Adam Zerner
Adam Zerner

Reputation: 19278

io.sockets.in(roomName).on(myEvent) not working after join

I want to create rooms dynamically (based on what request comes in from the front end). I followed this gist.

I want a particular room to listen for events and broadcast out to the other members in the room. I'm not sure why the following code isn't doing that. In particular, why the second log statement never happens.

io.sockets.on('connection', function (socket) {
  socket.on('joinRoom', function (roomName) {
    socket.join(roomName, function () {
      console.log('joined ' + roomName); // logs properly
      io.sockets.in(roomName).on('setVideoOnServer', function (inputUrl) {
        console.log('setVideoOnServer: ', inputUrl); // not hitting here
        io.sockets.in(roomName).emit('setVideoOnClient', inputUrl); // broadcast instead
      });
    });
  });
});

Upvotes: 0

Views: 832

Answers (1)

jfriend00
jfriend00

Reputation: 708126

Per my comment, I don't think io.sockets.in(roomName).on(...) does what you think it does.

io.sockets.in() returns a Namespace object that derives from eventEmitter.

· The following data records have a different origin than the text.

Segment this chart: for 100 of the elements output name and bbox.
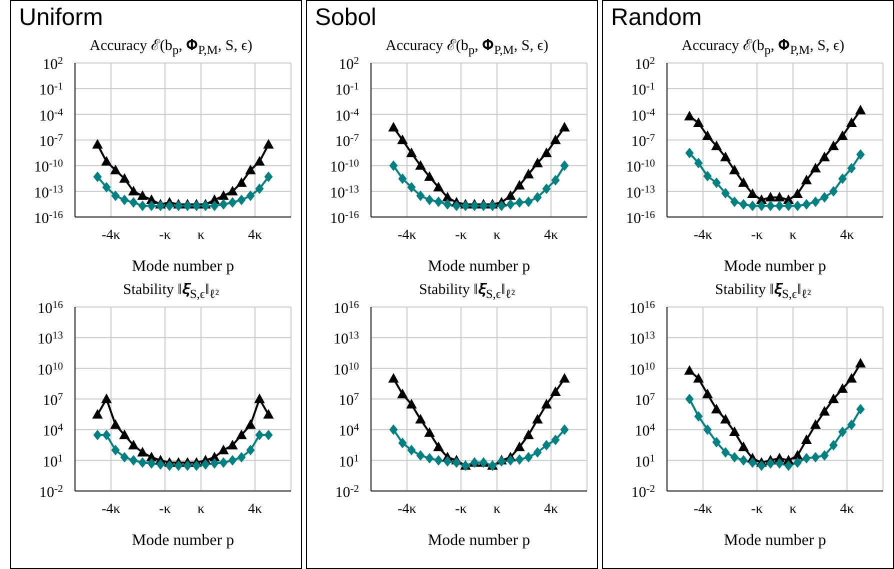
y-tick-label: 10$^{-1}$ (631, 81, 655, 99)
point (684, 366, 694, 375)
y-tick-label: 10$^{-13}$ (330, 184, 359, 202)
point (515, 197, 524, 208)
point (524, 169, 534, 178)
point (532, 158, 542, 168)
point (228, 197, 237, 208)
point (192, 200, 201, 211)
point (246, 445, 255, 456)
y-tick-label: 10$^{13}$ (38, 330, 63, 348)
x-tick-label: -4κ (102, 228, 120, 243)
point (730, 165, 740, 174)
point (846, 374, 856, 383)
point (425, 453, 434, 464)
point (720, 152, 730, 162)
point (748, 200, 757, 211)
point (93, 172, 102, 182)
x-tick-label: κ (197, 228, 205, 243)
point (856, 404, 865, 414)
point (811, 196, 820, 207)
point (721, 447, 730, 458)
point (712, 437, 721, 448)
point (802, 434, 812, 444)
point (560, 160, 569, 171)
point (542, 440, 551, 450)
point (775, 200, 784, 211)
y-tick-label: 10$^{-16}$ (330, 210, 359, 227)
point (398, 174, 407, 184)
point (730, 452, 739, 462)
point (820, 450, 829, 460)
point (524, 430, 534, 440)
point (792, 188, 802, 198)
point (738, 178, 748, 187)
point (120, 452, 129, 462)
point (524, 452, 533, 462)
y-tick-label: 10$^{-4}$ (631, 106, 656, 124)
y-tick-label: 10$^{13}$ (334, 330, 359, 348)
point (820, 152, 830, 162)
x-tick-label: 4κ (544, 228, 558, 243)
point (398, 438, 407, 448)
point (237, 194, 246, 205)
point (757, 200, 766, 211)
point (551, 175, 560, 186)
point (183, 460, 192, 471)
point (532, 414, 542, 424)
point (820, 192, 829, 202)
point (560, 122, 570, 132)
point (847, 420, 856, 430)
point (792, 450, 802, 460)
point (219, 458, 228, 468)
y-tick-label: 10$^{-2}$ (631, 484, 655, 501)
point (102, 156, 112, 166)
y-tick-label: 10$^{-13}$ (626, 184, 655, 202)
chart-subtitle: Accuracy ℰ(b$_{p}$, 𝚽$_{P,M}$, S, ϵ) (88, 37, 254, 57)
point (218, 445, 228, 454)
point (685, 148, 694, 158)
point (219, 199, 228, 210)
point (156, 459, 165, 470)
point (856, 358, 866, 368)
point (246, 190, 255, 201)
chart-title: Uniform (18, 3, 104, 33)
point (820, 406, 830, 416)
point (829, 440, 838, 450)
point (748, 458, 757, 468)
point (434, 182, 444, 192)
point (712, 178, 721, 188)
point (389, 424, 398, 435)
point (120, 174, 130, 183)
point (703, 171, 712, 182)
point (442, 192, 452, 202)
y-tick-label: 10$^{-16}$ (34, 210, 63, 227)
point (685, 394, 694, 404)
point (416, 160, 426, 170)
point (838, 174, 847, 184)
point (550, 135, 560, 144)
y-tick-label: 10$^{-16}$ (626, 210, 655, 227)
y-tick-label: 10$^{4}$ (634, 422, 656, 440)
point (398, 135, 408, 144)
point (479, 200, 488, 211)
point (264, 410, 274, 419)
point (388, 374, 398, 383)
y-tick-label: 10$^{-1}$ (335, 81, 359, 99)
point (730, 196, 739, 207)
point (138, 447, 148, 456)
point (192, 460, 201, 471)
point (434, 455, 443, 466)
point (550, 386, 560, 396)
x-tick-label: κ (197, 502, 205, 517)
point (551, 434, 560, 445)
point (542, 399, 552, 408)
point (111, 445, 120, 456)
point (828, 394, 838, 404)
x-tick-label: -κ (751, 502, 763, 517)
point (210, 458, 219, 468)
point (560, 424, 569, 435)
point (218, 190, 228, 200)
point (828, 140, 838, 150)
y-tick-label: 10$^{-1}$ (39, 81, 63, 99)
point (802, 175, 812, 184)
point (774, 192, 784, 202)
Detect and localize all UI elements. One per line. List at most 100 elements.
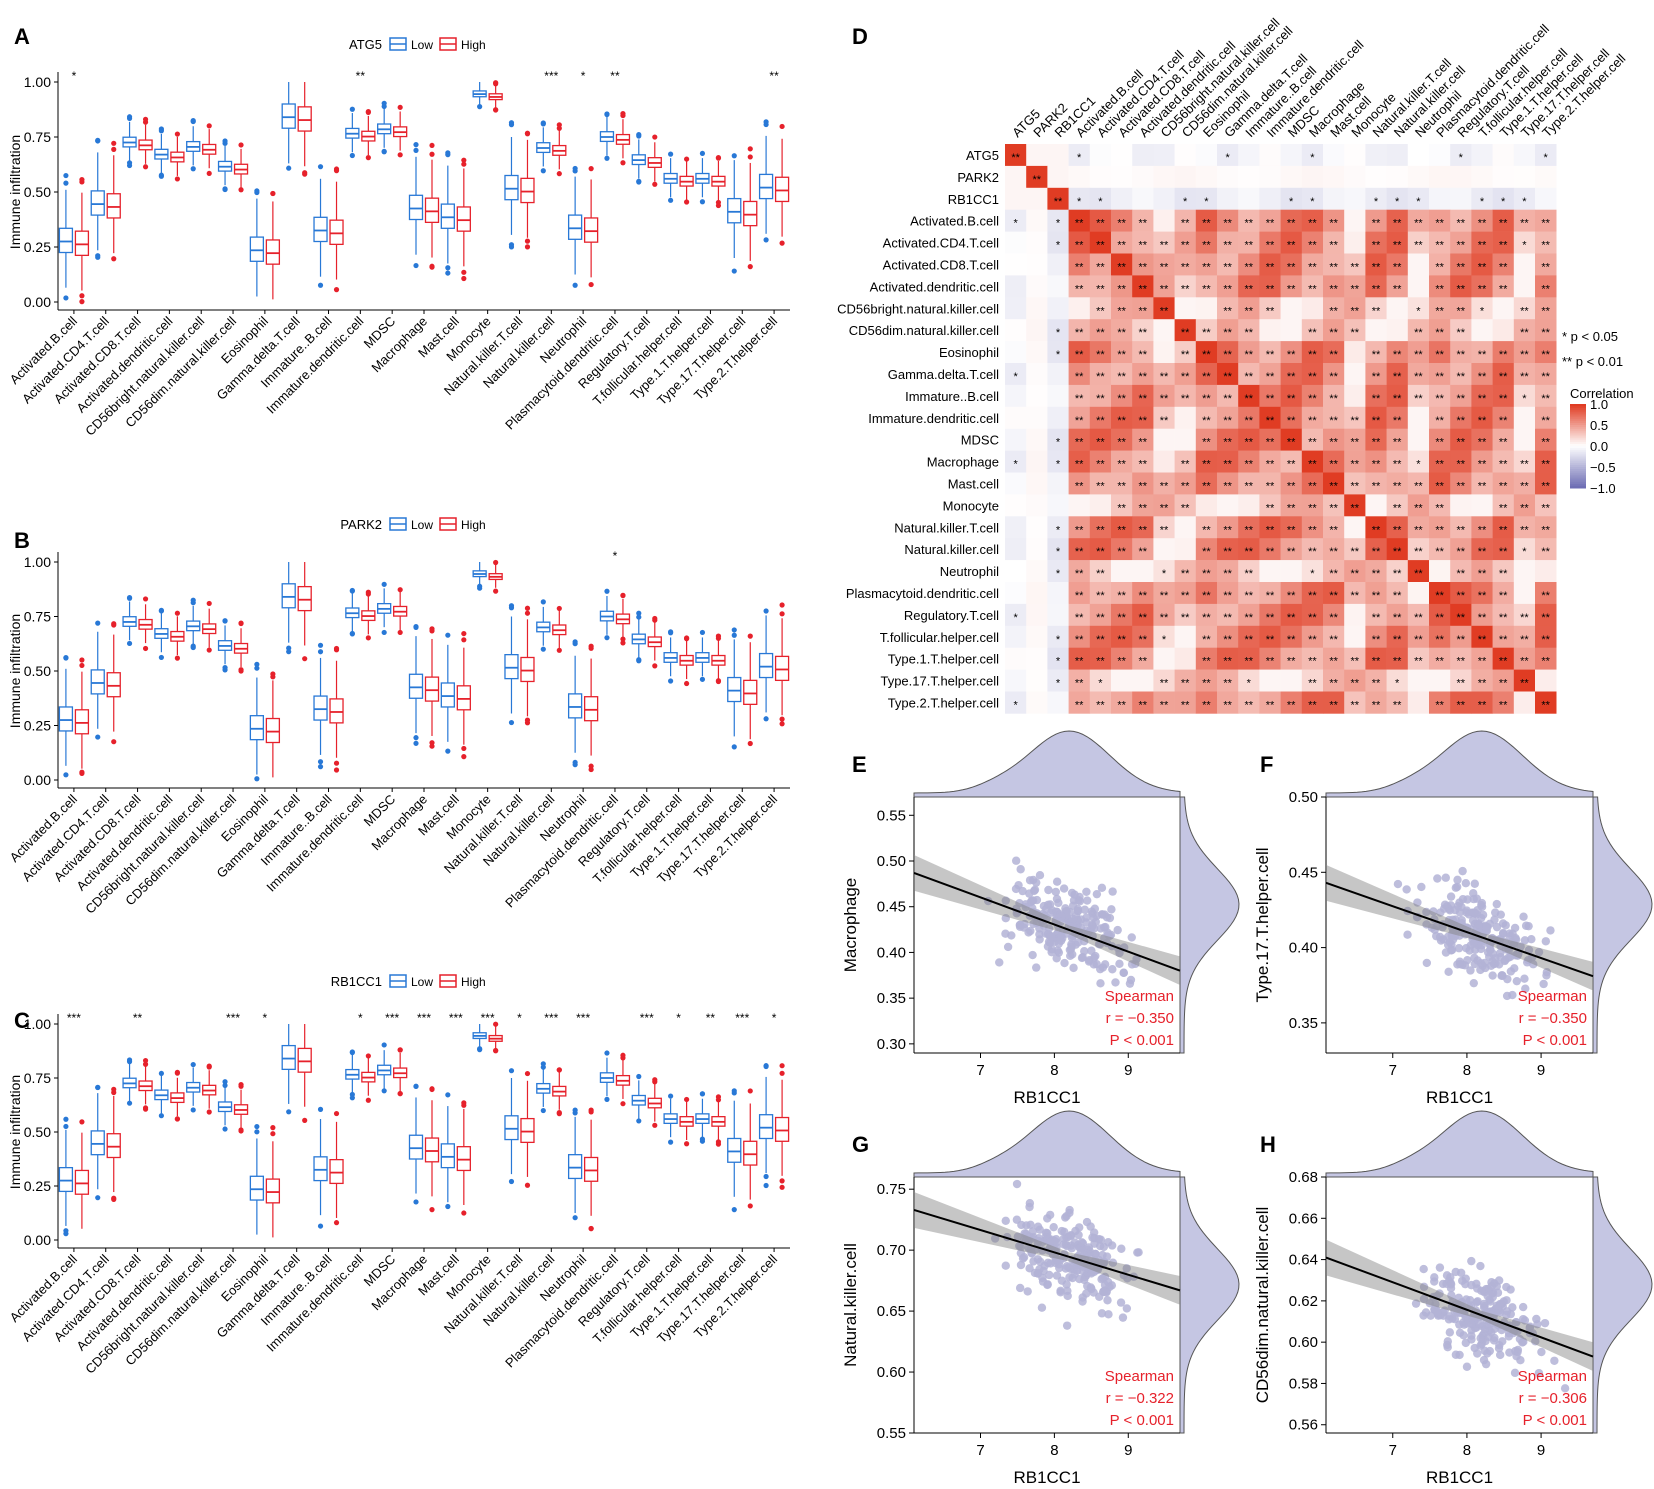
heatmap-significance: ** <box>1372 678 1381 690</box>
scatter-point <box>1119 968 1128 978</box>
panel-label-f: F <box>1260 752 1273 777</box>
heatmap-cell <box>1132 275 1154 298</box>
heatmap-significance: ** <box>1457 437 1466 449</box>
heatmap-significance: ** <box>1541 261 1550 273</box>
heatmap-cell <box>1068 472 1091 495</box>
heatmap-significance: ** <box>1393 502 1402 514</box>
heatmap-significance: ** <box>1096 524 1105 536</box>
heatmap-cell <box>1471 384 1493 408</box>
heatmap-significance: ** <box>1096 261 1105 273</box>
scatter-point <box>1457 915 1466 925</box>
heatmap-cell <box>1407 363 1430 386</box>
heatmap-cell <box>1450 450 1472 473</box>
heatmap-cell <box>1195 472 1218 495</box>
scatter-point <box>1038 1273 1047 1283</box>
outlier-high <box>174 655 180 661</box>
heatmap-significance: ** <box>1372 590 1381 602</box>
scatter-point <box>1539 979 1548 989</box>
heatmap-cell <box>1047 647 1069 670</box>
outlier-high <box>270 190 276 197</box>
outlier-high <box>747 154 753 160</box>
heatmap-cell <box>1365 582 1387 605</box>
heatmap-cell <box>1513 691 1536 714</box>
heatmap-significance: ** <box>1414 524 1423 536</box>
heatmap-cell <box>1068 647 1091 670</box>
outlier-low <box>317 1223 324 1229</box>
scatter-point <box>1087 946 1096 955</box>
outlier-low <box>572 1107 578 1113</box>
outlier-high <box>142 1061 149 1067</box>
heatmap-cell <box>1005 209 1027 232</box>
heatmap-significance: ** <box>1202 546 1211 558</box>
heatmap-cell <box>1259 319 1281 342</box>
heatmap-cell <box>1132 297 1154 320</box>
heatmap-cell <box>1386 341 1409 364</box>
outlier-high <box>779 1178 785 1184</box>
outlier-low <box>190 118 196 125</box>
legend-gradient-step <box>1570 437 1586 441</box>
heatmap-significance: ** <box>1287 590 1296 602</box>
scatter-point <box>1131 959 1140 969</box>
heatmap-significance: ** <box>1245 656 1254 668</box>
heatmap-significance: ** <box>1329 240 1338 252</box>
heatmap-cell <box>1111 406 1133 429</box>
heatmap-cell <box>1259 560 1281 583</box>
heatmap-cell <box>1153 516 1175 539</box>
heatmap-significance: ** <box>1223 240 1232 252</box>
heatmap-cell <box>1047 669 1069 692</box>
box-low-Type.17.T.helper.cell <box>727 197 742 224</box>
box-high-Natural.killer.T.cell <box>520 656 535 683</box>
heatmap-significance: ** <box>1520 656 1529 668</box>
scatter-point <box>1097 1309 1107 1318</box>
heatmap-row-label: CD56bright.natural.killer.cell <box>837 301 999 316</box>
outlier-low <box>668 197 674 203</box>
heatmap-significance: ** <box>1223 612 1232 624</box>
significance-mark: * <box>72 69 77 83</box>
scatter-point <box>1453 1308 1462 1317</box>
outlier-high <box>556 605 562 612</box>
heatmap-cell <box>1259 625 1281 648</box>
outlier-high <box>111 140 117 146</box>
heatmap-significance: ** <box>1499 568 1508 580</box>
heatmap-cell <box>1005 560 1027 583</box>
heatmap-cell <box>1005 231 1027 254</box>
outlier-high <box>206 123 212 129</box>
heatmap-cell <box>1429 319 1451 342</box>
heatmap-significance: ** <box>1499 502 1508 514</box>
box-low-Neutrophil <box>567 214 583 240</box>
outlier-high <box>684 1096 690 1103</box>
heatmap-significance: ** <box>1435 546 1444 558</box>
heatmap-significance: ** <box>1541 437 1550 449</box>
heatmap-significance: ** <box>1245 283 1254 295</box>
outlier-low <box>763 1182 769 1189</box>
heatmap-cell <box>1301 582 1324 605</box>
outlier-high <box>333 760 340 766</box>
heatmap-significance: ** <box>1266 283 1275 295</box>
outlier-low <box>63 772 69 778</box>
scatter-point <box>1431 1300 1440 1309</box>
heatmap-significance: ** <box>1266 524 1275 536</box>
heatmap-row-label: Mast.cell <box>948 476 999 491</box>
scatter-point <box>1054 898 1063 908</box>
heatmap-significance: ** <box>1499 437 1508 449</box>
heatmap-cell <box>1450 647 1472 670</box>
outlier-high <box>493 588 499 594</box>
heatmap-cell <box>1450 363 1472 386</box>
heatmap-cell <box>1280 428 1303 451</box>
outlier-low <box>763 1173 769 1180</box>
outlier-high <box>461 745 467 752</box>
outlier-low <box>349 1095 355 1101</box>
heatmap-significance: ** <box>1223 283 1232 295</box>
legend-gradient-step <box>1570 418 1586 422</box>
heatmap-cell <box>1301 647 1324 670</box>
stat-p: P < 0.001 <box>1523 1412 1587 1429</box>
heatmap-significance: ** <box>1096 218 1105 230</box>
legend-label-high: High <box>461 975 486 989</box>
heatmap-cell <box>1386 582 1409 605</box>
heatmap-cell <box>1323 165 1345 189</box>
scatter-point <box>1104 1310 1113 1319</box>
heatmap-significance: ** <box>1266 261 1275 273</box>
outlier-high <box>79 1119 85 1125</box>
heatmap-cell <box>1407 691 1430 714</box>
heatmap-significance: ** <box>1117 437 1126 449</box>
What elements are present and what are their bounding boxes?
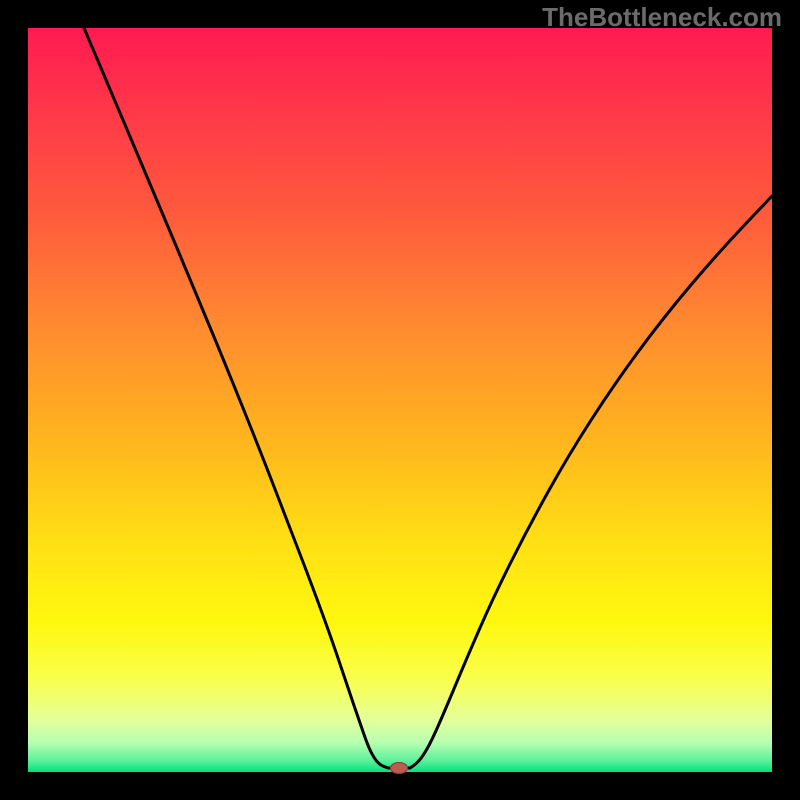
plot-area bbox=[28, 28, 772, 772]
chart-frame: TheBottleneck.com bbox=[0, 0, 800, 800]
optimum-marker bbox=[390, 762, 408, 774]
watermark-text: TheBottleneck.com bbox=[542, 2, 782, 33]
bottleneck-curve bbox=[28, 28, 772, 772]
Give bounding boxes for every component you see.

There's no override for .on() in the namespace object so all you're doing is adding a listener to the namespace object itself, not to any given socket or group of sockets (as best as I can tell by looking at the socket.io code).

There is an override for .emit() in the Namespace object which is why io.sockets.in(xxx).emit(...) works.

FYI, code for the namespace object is here: https://github.com/socketio/socket.io/blob/master/lib/namespace.js

And, even if it did what you thought, you'd be adding duplicate event handlers every time a new socket joined that room which would also probably be a problem since you'd be re-adding an event listener for every socket already in a room every time somebody new joined the room.

I think you can accomplish what you want with this:

io.sockets.on('connection', function (socket) {
  socket.on('joinRoom', function (roomName) {
    socket.join(roomName, function () {
      console.log('joined ' + roomName); // logs properly
      socket.on('setVideoOnServer', function (inputUrl) {
        console.log('setVideoOnServer: ', inputUrl); // not hitting here
        io.sockets.in(roomName).emit('setVideoOnClient', inputUrl); // broadcast instead
      });
    });
  });
});

Each time a socket is joined to the room, it will get registered for the setVideoOnServer event. So, all sockets in a room will be registered for that event.

Note: If you are ever joining a socket to multiple rooms, you will need to make sure this is doing what you want because you will be setting multiple listeners for the setVideoOnServer event, each of which will broadcast setVideoOnClient to all the other sockets.

And, if you ever leave this room, you will have to remove the event listener too.